Re my own take on the alignment problem, if I’m assuming that a future AGI will be built by primarily RL signals and memory plus continuous learning is part of the deal with AGI, I think my current use case for AGI is broadly to train them to be at least slightly better than humans currently are at alignment research specifically, and my general worldview on alignment is that we should primarily try to prepare ourselves for the automated alignment researchers that will come, so most of the work that needs to be frontloaded is stuff that would cause the core loop of automated alignment research to catastrophically fail.
On the misleading intuitions from everyday life, I’d probably say misleading intuitions from modern-day everyday life, because while I do agree that overgeneralization from innate learned reward is a problem, I’d say another problem is people overindex on the history of the modern era for intuitions about peaceful trade being better than war ~all the time, where sociopathic entities/no innate social drives people can be made to do lots of good things for everyone via trade, rather than conflict, but the issue here is that the things that make sociopathic entities do good things like trade peacefully with others rather than enslaving/murdering/raping them are fundamentally dependent on a set of assumptions that are fundamentally violated by AGI and the technologies it spawns (one example of an important assumption is that in order for wars to be prevented, conflict is costly even for the winners, but uncontrolled AGIs/ASIs engaging in conflict with humans and nature is likely to not be costly for them, or it can be made to not be costly, which seriously messes up the self-interested case for trade, and more importantly a really large assumption that is implicit is that property rights are inviolable and that expropriating resources is counter-productive and harms you compared to trading or peacefully making a business, but the problem is that AGI shifts the factors of wealth from hard/impossible to expropriate to relatively easy to expropriate away from other agents, especially if serious nanotech/biotech is ever produced by AGI, similar to how the issue with human/non-human animal relationships is that animal labor is basically worthless, but their land/capital is not worthless, and conflict isn’t costly, meaning stealing resources from gorillas and other non-human animals gets you the most wealth).
This is why Matthew Barnett’s comments on how trade is usually worth it for selfish agents in the modern era, so AGIs will trade with us peacefully too are so mistaken:
(It talks about how democracy and human economic relevance would fade away with AGI, but the relevance here is that it points out that the elites of the post-AGI world have no reason to give/trade with commoners what resources need to survive if they are not value aligned with commoner welfare due to the incentives AGI sets up, and thus there’s little reason to assume that misaligned AGIs would trade with us, instead of letting us starve or directly killing us all).
Re Goodhart’s Law, @Jeremy Gillen has said that his proposal gives us a way to detect if goodharting has occured, and implies in the comments that it has a lower alignment tax than you think:
(Steven Byrnes): FYI §14.4 of my post here is a vaguely similar genre although I don’t think there’s any direct overlap.

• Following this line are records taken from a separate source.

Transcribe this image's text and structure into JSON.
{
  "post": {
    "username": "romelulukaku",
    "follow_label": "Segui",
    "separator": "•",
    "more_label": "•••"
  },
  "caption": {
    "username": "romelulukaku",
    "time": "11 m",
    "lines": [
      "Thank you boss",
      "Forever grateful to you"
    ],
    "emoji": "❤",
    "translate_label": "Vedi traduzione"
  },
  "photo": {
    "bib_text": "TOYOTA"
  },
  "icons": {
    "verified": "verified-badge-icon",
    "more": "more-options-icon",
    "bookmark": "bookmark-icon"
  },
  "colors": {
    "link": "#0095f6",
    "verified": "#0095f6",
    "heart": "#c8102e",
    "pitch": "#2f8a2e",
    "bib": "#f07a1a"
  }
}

There’s a general problem that people will want AGIs to find clever out-of-the-box solutions to problems, and there’s no principled distinction between “finding a clever out-of-the-box solution to a problem” and “Goodharting the problem specification”. We call it “clever out-of-the-box solution” when we’re happy with how it turned out, and we call it “Goodharting” when we’re sad about how it turned out, but it’s not a structural difference. So systems that systematically block the second thing are inevitably gonna systematically block the first thing, and I claim that your proposal here is no exception. That’s an alignment tax, which might be fine (depending on the scenario) but should be kept in mind.
(Jeremy Gillen): Yeah I agree there are similarities. I think a benefit of my approach, that I should have emphasized more, is that it’s reflectively stable (and theoretically simple and therefore easy to analyze). In your description of an AI that wants to seek clarification, it isn’t clear that it won’t self-modify (but it’s hard to tell).

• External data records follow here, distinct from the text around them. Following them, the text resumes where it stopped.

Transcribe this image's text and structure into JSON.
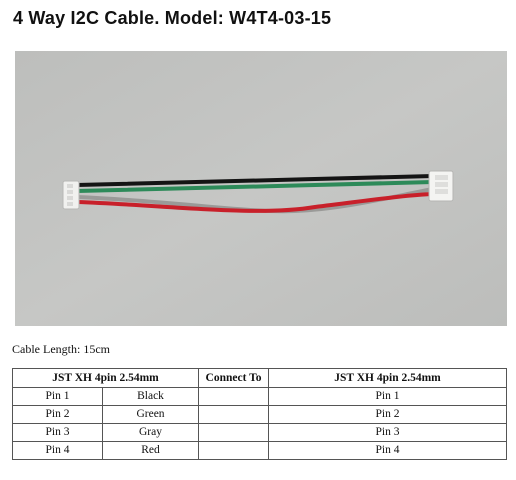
{
  "title": "4 Way I2C Cable. Model: W4T4-03-15",
  "photo": {
    "wire_colors": [
      "#141414",
      "#2d8a59",
      "#9a9a98",
      "#c8202a"
    ],
    "background_color": "#c3c4c2"
  },
  "cable_length": "Cable Length: 15cm",
  "table": {
    "headers": [
      "JST XH 4pin 2.54mm",
      "Connect To",
      "JST XH 4pin 2.54mm"
    ],
    "rows": [
      {
        "pin": "Pin 1",
        "color": "Black",
        "to": "Pin 1"
      },
      {
        "pin": "Pin 2",
        "color": "Green",
        "to": "Pin 2"
      },
      {
        "pin": "Pin 3",
        "color": "Gray",
        "to": "Pin 3"
      },
      {
        "pin": "Pin 4",
        "color": "Red",
        "to": "Pin 4"
      }
    ]
  }
}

(Steven Byrnes): There’s a general problem that people will want AGIs to find clever out-of-the-box solutions to problems, and there’s no principled distinction between “finding a clever out-of-the-box solution to a problem” and “Goodharting the problem specification”.
(Jeremy Gillen): But there is a principled distinction. The distinction is whether the plan exploits differences between the goal specification and our actual goal. This is a structural difference, and we can detect using information about our actual goal.
(Steven Byrnes): So systems that systematically block the second thing are inevitably gonna systematically block the first thing, and I claim that your proposal here is no exception.
(Jeremy Gillen): My proposal is usually an exception to this, because it takes advantage of the structural difference between the two cases. The trick is that the validation set only contains things that we actually want. If it were to contain extra constraints beyond what we actually want, then yeah that creates an alignment tax.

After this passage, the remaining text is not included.